Peter M Howard ::

‘Sucker Punch’ and the Decline of Strong Woman Action Heroines

29Mar2011 [links]

Sady Doyle has an interesting article in The Atlantic, 'Sucker Punch' and the Decline of Strong Woman Action Heroines.

Like Doyle, I had great expectations for Sucker Punch, not as a good film, but at least as an entertaining one. Mashing together a bunch of action genres with a bunch of strong, and yes, sexy, female leads seems like a winning formula. It even worked for Dollhouse, once it got through the pilot and the ick factor of dressing girls (and a few boys) up sexy to play out sexual fantasies. But of course, Snyder is no Whedon, and the reactions I've heard to the former's work haven't been promising. I've not yet seen the film, but now I'm not sure I want to, when not long ago I was absolutely going to see it. From Doyle, describing the film's appeal:

It had to do with the goofy, thrilling payoffs promised by its trailers: Strong Women with dragons! Strong Women with robots! Strong Women destroying robots and dragons, with swords! Indeed, all of these things were present. But Sucker Punch still managed to disappoint. It has the dragons, the robots, the steampunk zombies; it has everything. Except for the Strong Women.

She continues, reviewing the "strong women" concept within film's recent history, placing Sucker Punch at the end of the title's decline.

But the mixed messages of Sucker Punch—girls are powerful! Resistance to male abuse is ultimately futile and you will die! Being reduced to a sexual object is terrible! You can take charge, using your sexuality!—are weirdly compelling, as a statement on our cultural cluelessness about what "female empowerment" means.

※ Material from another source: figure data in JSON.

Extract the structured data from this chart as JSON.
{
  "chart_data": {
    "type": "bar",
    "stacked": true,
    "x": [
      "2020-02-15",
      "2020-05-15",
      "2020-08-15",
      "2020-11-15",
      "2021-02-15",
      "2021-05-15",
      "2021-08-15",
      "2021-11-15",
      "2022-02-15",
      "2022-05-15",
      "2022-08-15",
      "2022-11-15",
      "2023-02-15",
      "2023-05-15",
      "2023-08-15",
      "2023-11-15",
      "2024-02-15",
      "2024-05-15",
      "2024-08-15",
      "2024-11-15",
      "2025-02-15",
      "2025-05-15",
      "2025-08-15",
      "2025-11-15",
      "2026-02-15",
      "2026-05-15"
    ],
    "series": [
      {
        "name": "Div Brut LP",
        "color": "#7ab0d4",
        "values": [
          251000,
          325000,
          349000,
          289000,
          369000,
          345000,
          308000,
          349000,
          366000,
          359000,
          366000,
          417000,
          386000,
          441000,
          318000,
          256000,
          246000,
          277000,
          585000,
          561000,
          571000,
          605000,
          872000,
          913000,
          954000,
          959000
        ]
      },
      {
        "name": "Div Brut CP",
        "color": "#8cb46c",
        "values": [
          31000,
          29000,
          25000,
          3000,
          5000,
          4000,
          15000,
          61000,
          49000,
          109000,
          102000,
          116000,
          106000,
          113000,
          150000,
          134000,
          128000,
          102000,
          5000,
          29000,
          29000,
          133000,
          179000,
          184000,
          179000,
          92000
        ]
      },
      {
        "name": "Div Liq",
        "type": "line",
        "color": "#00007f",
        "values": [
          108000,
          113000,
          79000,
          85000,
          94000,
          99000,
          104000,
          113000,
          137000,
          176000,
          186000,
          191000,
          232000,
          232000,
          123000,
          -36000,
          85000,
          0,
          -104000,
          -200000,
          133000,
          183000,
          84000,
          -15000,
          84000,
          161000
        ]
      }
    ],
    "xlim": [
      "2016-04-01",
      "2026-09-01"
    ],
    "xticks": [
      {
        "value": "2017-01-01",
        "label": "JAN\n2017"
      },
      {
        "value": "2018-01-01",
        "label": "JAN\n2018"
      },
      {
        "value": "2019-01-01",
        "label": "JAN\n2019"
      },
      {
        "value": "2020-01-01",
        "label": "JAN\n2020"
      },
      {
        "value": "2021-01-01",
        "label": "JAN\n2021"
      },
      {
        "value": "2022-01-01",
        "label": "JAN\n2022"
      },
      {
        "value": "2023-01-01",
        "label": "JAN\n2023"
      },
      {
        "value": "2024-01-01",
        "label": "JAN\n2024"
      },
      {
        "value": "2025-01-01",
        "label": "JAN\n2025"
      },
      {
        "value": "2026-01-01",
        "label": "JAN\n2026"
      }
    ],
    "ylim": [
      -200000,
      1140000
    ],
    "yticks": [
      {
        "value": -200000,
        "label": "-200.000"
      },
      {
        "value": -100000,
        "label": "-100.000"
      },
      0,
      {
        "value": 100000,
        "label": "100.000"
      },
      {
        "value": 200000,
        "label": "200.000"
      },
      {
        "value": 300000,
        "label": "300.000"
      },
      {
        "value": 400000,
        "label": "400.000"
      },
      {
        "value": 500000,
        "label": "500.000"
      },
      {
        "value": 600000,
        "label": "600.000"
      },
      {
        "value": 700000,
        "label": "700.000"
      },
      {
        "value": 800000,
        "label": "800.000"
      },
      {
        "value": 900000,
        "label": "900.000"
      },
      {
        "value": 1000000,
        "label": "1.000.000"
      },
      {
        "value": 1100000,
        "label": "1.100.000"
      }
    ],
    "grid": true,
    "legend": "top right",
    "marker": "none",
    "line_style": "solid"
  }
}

She doesn't delve much into it, but the confusion around empowerment is key, and fascinating (though of course, I can afford to be fascinated so long as my own empowerment is unquestioned). I'm reminded, tangentially, of Atwood's Lady Oracle, which I've only just read, but which was written back in the 70s, and yet seems so modern. It features some contextual elements that date it, but for the most part its message around identity and empowerment is crucial. I'm left wondering just how much of that is the novel's contemporary feminism, now lost to subsequent feminist waves, and how much is Atwood. Even as a combination of both, it's no surprise that 70s feminists might be disappointed by the lack of progress since then, and if Sucker Punch is any indication, by the cause's regress.

The good news: People hate Sucker Punch. [...] There's a chance that Hollywood will listen; that theyʼll see a need, among moviegoers, for "girl power" movies that don't insult the girls. Of course, there's a better chance that they'll shrug their shoulders, and go back to making movies about men. That always works.